Los zapatos con cremallera de Churchill

“El problema de nuestra época consiste en que los hombres no quieren ser útiles sino importantes”; Sir Winston Churchill, político inglés (1874-1965).

      Los hombres inteligentes reconocen el poder de toda variable. El vestuario -como faceta dentro de la personalidad- solo es otro punto más para lograr objetivos, mas resultaría imperdonable no utilizarlo en un mundo tan competitivo.

      Sir Winston Churchill no fue ajeno a la importancia de esta herramienta de comunicación, consciente de que podría desequilibrar una ajustada balanza. Genialidad política, carisma popular y una potente imagen caracterizaron al primer ministro que guió a Inglaterra durante la Segunda Guerra Mundial en la victoria contra los nazis.

      El aspecto de uno de los responsable de la derrota en Gallipoli (1915), cuyo resultado marcaría sus posteriores decisiones haciéndole menos impulsivo y más reflexivo, se caracterizaba por sombreros de todo tipo: chistera, bombín, tipo Homburg, etc. de la firma Locke & Co, trajes clásicos de tres piezas, pajaritas y un calzado de la mejor calidad. El reloj Breguet 765 en el bolsillo de su chaleco y los pañuelos en el de su chaqueta junto con un eterno habano en la boca remataban su atuendo.

      El vestuario de este mandatario británico, con un carácter del demonio y una tenacidad fuera de toda duda, nos llega como una icónica imagen. Manual de las buenas maneras por el uso particular de determinadas prendas para cada evento.

      Churchill, premio Nobel de literatura en 1953, fue un gran estadista dotado de vasta cultura y conocimiento en variados temas. También en el del protocolo del armario de un hombre como corresponde a todo caballero.

      El Primer Ministro aprovechaba las líneas del estampado diplomático en sus trajes para disimular su gruesa barriga. Esto sumado a que evitó la corbata y utilizó chalecos, afinó en todo lo posible la cerrada curva de su cintura. No era el peor de sus defectos físicos ni mucho menos, pues la inexistencia de cuello, los hombros caídos y una reducida estatura (167 cm.) hicieron para sus sastres de Savile Row un handicap difícil de batir. Sam Cundey de Henry Poole, abuelo de Simon, fue el principal sufridor de esta fisonomía.

      Su temible genio le valdría para ser confundido como defensor y detractor -al mismo tiempo- de causas como la judía.
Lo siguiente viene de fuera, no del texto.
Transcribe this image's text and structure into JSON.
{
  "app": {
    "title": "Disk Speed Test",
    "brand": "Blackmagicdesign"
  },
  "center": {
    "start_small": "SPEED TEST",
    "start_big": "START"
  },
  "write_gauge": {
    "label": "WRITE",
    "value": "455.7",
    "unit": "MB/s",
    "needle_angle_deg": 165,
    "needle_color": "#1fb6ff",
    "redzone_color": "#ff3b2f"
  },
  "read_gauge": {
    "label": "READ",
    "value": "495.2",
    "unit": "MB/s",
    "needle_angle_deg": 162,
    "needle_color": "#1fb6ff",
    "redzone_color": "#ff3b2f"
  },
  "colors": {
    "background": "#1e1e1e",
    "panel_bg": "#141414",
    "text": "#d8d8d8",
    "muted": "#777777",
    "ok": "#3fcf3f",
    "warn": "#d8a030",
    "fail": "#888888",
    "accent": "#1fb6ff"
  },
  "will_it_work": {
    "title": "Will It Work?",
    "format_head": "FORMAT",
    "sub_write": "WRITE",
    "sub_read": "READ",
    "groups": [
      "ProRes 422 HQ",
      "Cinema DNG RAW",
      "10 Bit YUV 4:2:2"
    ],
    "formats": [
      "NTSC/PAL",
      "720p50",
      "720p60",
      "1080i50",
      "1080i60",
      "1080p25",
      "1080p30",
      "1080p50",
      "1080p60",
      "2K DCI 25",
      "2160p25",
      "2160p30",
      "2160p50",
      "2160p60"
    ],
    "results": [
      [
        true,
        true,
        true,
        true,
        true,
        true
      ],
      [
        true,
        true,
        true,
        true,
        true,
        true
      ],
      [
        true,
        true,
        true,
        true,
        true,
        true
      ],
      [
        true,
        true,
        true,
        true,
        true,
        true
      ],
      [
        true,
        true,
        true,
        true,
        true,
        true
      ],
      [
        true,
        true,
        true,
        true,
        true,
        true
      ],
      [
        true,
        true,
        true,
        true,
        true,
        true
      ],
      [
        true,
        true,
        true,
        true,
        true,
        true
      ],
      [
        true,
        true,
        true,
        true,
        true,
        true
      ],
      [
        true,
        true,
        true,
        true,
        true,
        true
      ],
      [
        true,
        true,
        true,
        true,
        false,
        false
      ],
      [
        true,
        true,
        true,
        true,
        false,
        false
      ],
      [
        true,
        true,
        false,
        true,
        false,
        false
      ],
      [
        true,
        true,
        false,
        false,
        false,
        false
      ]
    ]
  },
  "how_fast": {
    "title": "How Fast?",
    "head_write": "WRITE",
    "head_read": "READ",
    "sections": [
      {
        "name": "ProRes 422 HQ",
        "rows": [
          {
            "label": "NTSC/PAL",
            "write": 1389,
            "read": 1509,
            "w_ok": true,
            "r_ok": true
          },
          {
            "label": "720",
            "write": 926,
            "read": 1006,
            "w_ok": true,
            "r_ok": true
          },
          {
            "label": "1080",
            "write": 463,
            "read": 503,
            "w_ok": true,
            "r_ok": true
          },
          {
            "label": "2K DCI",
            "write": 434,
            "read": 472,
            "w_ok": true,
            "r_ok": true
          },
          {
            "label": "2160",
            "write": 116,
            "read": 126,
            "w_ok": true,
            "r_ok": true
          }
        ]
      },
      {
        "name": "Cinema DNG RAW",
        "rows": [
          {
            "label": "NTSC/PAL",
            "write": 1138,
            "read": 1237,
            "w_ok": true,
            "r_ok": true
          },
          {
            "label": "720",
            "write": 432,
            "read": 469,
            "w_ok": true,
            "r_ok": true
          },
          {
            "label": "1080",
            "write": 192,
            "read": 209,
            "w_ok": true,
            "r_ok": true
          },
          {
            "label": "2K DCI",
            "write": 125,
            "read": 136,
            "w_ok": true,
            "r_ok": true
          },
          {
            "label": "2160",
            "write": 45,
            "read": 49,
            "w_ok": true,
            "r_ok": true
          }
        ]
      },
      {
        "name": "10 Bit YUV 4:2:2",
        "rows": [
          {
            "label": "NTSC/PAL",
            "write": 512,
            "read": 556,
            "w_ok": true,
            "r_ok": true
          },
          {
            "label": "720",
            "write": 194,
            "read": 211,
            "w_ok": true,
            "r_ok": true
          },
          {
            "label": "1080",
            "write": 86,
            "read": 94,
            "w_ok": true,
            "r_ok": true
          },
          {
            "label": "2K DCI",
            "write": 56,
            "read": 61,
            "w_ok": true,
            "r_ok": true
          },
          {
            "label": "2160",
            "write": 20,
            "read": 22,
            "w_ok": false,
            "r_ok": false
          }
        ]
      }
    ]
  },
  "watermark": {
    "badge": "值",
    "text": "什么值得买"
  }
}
Este mismo carácter le permitió lucir prendas tan especiales como su famoso siren suit, el voluminoso abrigo Teddy Bear o hasta el batín de seda con que se llegó a presentar -acompañado de slippers rotuladas con sus iniciales- en un alarde de naturalidad como Ministro de Defensa ante un consejo militar.

      El aspecto que más me sorprendió en la película protagonizada por Gary Oldman (El instante más oscuro de 2017) es descubrir unos singulares zapatos con cremallera central. Detalle erudito. Amén de unos sujeta-mangas de cadena metálica elástica para su camisa.
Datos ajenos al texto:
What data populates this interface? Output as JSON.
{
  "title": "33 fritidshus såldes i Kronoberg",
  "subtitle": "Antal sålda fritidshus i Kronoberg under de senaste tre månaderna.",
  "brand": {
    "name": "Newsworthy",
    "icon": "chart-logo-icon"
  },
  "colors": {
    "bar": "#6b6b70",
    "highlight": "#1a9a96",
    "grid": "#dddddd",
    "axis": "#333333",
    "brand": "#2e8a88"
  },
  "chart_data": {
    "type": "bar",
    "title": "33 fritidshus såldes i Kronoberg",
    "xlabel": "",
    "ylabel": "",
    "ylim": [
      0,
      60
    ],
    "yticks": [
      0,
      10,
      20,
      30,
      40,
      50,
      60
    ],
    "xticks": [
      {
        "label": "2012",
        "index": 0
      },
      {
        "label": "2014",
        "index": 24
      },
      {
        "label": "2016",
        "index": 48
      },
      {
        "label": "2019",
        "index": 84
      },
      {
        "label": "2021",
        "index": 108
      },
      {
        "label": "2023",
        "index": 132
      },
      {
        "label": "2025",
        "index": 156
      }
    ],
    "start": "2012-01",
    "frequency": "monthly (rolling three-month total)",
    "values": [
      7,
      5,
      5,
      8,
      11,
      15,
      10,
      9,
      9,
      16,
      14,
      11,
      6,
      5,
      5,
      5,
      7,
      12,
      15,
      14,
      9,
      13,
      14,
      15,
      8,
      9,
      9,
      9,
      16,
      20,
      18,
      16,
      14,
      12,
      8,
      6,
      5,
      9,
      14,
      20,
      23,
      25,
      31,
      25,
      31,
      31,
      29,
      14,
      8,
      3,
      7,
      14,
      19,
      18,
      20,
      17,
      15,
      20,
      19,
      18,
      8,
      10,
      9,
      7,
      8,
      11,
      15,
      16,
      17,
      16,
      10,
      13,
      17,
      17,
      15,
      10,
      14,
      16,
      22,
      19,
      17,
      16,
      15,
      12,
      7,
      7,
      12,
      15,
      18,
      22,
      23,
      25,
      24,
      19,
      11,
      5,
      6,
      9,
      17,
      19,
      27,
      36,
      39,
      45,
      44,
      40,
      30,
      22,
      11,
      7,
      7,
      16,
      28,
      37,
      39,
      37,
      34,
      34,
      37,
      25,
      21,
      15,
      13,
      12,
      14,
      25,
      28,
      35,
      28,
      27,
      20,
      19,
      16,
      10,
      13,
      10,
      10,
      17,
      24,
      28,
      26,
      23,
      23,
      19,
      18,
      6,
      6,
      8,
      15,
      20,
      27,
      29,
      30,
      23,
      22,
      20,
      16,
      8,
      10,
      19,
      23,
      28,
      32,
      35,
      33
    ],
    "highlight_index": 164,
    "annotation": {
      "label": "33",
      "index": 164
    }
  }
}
      Por lo demás, el vestuario del león británico reflejado en este film demuestra que siempre elegía un traje apropiado para cada ocasión. Sorprende al comienzo con un frac de pantalones hasta la rodilla, bombachos de gala, en escena. Y lo justifica como “valor” de autoridad en detrimento del uniforme del militar de caballería que era, ante unos generales entre los que se encontraba Eisenhower (además de Jorge VI, también con uniforme castrense) con los que se reunía. Genio y figura.

      Su antiestético cuerpo no fue óbice para que fuera un referente de elegancia en su época, y nos llegue como un ejemplo atemporal de saber vestir.